I used to use Mozilla years ago quite a bit but I do feel as a company they are slipping to the back with a bit with their tech. Cloud storage would be interesting to see what they could possibly offer e.g for me it's practice to have my phone, laptop and cloud all connected at once and I know this is something that Apples not the best at in particularly getting photos off phone where as Google fills that void completely for me.
Maybe let the product come out a bit and then purchase into it once it's got bugs sorted out as they're always new bugs with services and products once they're launched.
Proton and Mozilla are both great companies, so this is a cool partnership. But I use ProtonMail every day with a custom domain, and that tier of service comes with ProtonVPN at no added cost, so I would effectively be paying twice for the same thing to benefit Mozilla. Not unlike me, though, since I think I still have an active Pocket subscription which I very seldom use or even think about; it just quietly debits my bank account every other paycheck, but that's okay because Mozilla is pretty baller. I consider that subscription to be a monthly donation.
All things considered, I don't see existing ProtonMail users like myself to be the ideal customers here. More likely just donate outright on a monthly basis, or perhaps buy some merchandise. Proton is also a very good company in terms of what they add to the field, so changing my active subscription to ProtonMail in order to benefit Mozilla wouldn't really do much for me as a giver.
The way I see it, is this is not an "all-inclusive" pitch.

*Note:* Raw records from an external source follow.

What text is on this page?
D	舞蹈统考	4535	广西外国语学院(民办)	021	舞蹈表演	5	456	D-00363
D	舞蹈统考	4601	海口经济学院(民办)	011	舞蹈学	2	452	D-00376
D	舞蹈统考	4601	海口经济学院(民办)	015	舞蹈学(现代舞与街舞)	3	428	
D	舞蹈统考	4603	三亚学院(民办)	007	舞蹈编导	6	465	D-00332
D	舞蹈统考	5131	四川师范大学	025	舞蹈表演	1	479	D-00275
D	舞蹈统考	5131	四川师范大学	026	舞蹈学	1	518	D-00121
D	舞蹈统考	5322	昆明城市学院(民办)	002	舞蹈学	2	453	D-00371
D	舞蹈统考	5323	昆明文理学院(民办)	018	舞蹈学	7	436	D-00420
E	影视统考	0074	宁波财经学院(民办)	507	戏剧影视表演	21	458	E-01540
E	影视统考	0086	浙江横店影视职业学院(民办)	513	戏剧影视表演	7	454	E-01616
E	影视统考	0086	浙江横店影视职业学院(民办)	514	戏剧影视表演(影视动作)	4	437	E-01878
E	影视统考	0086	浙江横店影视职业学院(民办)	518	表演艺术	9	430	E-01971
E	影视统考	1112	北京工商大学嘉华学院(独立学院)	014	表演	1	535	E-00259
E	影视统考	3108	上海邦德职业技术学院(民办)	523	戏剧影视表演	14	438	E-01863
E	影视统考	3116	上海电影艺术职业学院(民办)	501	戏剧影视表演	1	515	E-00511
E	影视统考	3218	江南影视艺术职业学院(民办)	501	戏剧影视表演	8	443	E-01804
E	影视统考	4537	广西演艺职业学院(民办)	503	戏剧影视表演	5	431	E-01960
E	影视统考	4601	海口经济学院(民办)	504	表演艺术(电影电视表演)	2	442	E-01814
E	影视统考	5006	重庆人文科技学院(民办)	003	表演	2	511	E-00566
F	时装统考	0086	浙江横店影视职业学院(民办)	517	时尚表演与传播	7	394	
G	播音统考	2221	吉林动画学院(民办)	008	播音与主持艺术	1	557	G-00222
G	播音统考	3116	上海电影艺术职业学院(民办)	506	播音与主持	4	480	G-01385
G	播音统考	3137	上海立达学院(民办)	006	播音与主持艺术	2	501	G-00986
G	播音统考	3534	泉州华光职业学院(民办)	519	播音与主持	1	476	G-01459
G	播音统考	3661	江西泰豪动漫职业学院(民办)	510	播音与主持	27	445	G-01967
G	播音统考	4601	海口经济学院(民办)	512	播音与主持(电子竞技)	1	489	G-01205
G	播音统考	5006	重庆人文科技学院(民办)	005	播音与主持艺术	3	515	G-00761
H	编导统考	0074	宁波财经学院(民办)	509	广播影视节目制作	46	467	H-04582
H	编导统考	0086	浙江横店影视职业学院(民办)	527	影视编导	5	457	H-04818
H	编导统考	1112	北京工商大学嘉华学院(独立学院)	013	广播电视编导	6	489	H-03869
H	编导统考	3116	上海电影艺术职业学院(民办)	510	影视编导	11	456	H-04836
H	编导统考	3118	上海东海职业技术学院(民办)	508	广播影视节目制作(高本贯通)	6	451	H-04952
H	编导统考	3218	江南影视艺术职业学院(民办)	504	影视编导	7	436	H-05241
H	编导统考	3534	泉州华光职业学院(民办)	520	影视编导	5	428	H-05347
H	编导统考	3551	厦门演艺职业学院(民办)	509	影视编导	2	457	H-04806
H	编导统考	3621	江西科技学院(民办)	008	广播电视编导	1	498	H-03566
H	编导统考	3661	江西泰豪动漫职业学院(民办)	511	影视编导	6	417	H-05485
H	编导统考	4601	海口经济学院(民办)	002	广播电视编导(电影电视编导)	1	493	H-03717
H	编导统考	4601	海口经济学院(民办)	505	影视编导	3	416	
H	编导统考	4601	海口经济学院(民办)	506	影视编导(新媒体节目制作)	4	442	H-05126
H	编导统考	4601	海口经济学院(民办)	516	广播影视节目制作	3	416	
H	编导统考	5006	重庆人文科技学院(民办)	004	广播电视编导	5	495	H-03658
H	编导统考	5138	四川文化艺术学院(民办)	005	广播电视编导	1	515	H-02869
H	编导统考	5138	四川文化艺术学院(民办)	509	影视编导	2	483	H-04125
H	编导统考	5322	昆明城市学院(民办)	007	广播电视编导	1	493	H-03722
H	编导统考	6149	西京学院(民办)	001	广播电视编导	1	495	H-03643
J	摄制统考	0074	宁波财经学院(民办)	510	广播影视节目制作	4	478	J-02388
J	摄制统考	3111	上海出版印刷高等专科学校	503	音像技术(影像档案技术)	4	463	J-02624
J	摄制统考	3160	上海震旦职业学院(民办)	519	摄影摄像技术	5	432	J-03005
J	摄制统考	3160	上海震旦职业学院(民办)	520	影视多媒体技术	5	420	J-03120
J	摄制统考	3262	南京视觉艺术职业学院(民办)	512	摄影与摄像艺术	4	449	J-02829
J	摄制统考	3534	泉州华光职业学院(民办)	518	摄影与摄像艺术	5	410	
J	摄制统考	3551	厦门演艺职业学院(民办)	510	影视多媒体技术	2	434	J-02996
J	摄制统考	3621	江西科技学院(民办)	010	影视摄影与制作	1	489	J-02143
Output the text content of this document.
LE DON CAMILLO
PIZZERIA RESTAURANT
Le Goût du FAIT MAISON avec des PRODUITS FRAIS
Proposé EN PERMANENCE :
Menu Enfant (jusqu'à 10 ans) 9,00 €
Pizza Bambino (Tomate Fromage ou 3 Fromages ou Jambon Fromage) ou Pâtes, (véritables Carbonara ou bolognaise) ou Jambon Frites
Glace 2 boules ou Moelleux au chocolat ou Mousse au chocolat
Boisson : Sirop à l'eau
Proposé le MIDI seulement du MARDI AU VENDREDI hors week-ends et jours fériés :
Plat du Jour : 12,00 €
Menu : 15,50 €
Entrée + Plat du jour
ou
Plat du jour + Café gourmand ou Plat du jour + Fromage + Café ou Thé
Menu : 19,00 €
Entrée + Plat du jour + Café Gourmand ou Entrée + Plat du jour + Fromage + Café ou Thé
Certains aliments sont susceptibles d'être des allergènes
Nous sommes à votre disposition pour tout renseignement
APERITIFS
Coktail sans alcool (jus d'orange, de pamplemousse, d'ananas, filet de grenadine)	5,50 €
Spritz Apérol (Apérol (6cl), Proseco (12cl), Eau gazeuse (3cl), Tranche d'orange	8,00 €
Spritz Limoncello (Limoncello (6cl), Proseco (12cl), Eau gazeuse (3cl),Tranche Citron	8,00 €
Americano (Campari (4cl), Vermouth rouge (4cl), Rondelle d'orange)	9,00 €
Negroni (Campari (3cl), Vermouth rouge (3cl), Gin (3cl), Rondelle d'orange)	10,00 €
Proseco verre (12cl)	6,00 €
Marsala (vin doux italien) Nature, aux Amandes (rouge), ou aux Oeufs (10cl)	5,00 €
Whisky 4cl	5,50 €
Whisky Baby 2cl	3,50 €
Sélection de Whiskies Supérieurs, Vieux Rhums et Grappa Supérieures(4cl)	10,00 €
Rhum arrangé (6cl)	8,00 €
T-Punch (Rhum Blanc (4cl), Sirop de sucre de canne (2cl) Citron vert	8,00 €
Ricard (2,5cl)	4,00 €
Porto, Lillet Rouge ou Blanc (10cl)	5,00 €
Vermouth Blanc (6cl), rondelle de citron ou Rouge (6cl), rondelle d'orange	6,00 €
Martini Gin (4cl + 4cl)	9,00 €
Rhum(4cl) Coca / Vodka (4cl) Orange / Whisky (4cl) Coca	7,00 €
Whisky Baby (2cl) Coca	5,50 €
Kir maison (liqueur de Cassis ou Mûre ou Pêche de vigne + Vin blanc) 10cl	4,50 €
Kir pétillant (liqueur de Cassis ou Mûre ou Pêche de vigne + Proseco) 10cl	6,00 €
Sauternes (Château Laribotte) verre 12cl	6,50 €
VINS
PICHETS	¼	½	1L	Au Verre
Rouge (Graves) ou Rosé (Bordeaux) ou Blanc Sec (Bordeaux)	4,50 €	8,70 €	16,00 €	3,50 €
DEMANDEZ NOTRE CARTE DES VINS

The subscription fees are per "extra." Looks and smells like an upsell, frankly. Choose a VPN service, cash in on referrals. Choose a cloud service, cash in on referrals. Otherwise, it's even worse if those are their services; since they can't hold a candle to the ones who are the current industry leaders.
However, if they pulled a $10/mo for the whole ball of wax - I would probably bite. Products like Bitwarden are incredibly well-crafted and highly affordable, so Mozilla needs to do the same or everyone will eventually be using different flavors of Chromium, by default.
Their new logo and attempt at rebranding also sucks. #truthinesshurts
Firefox is actually my default browser, and has been since Netscape Navigator. I currently use the Developer Edition, then Google Chrome, followed by the others, for my persona QA sessions in testing apps and sites.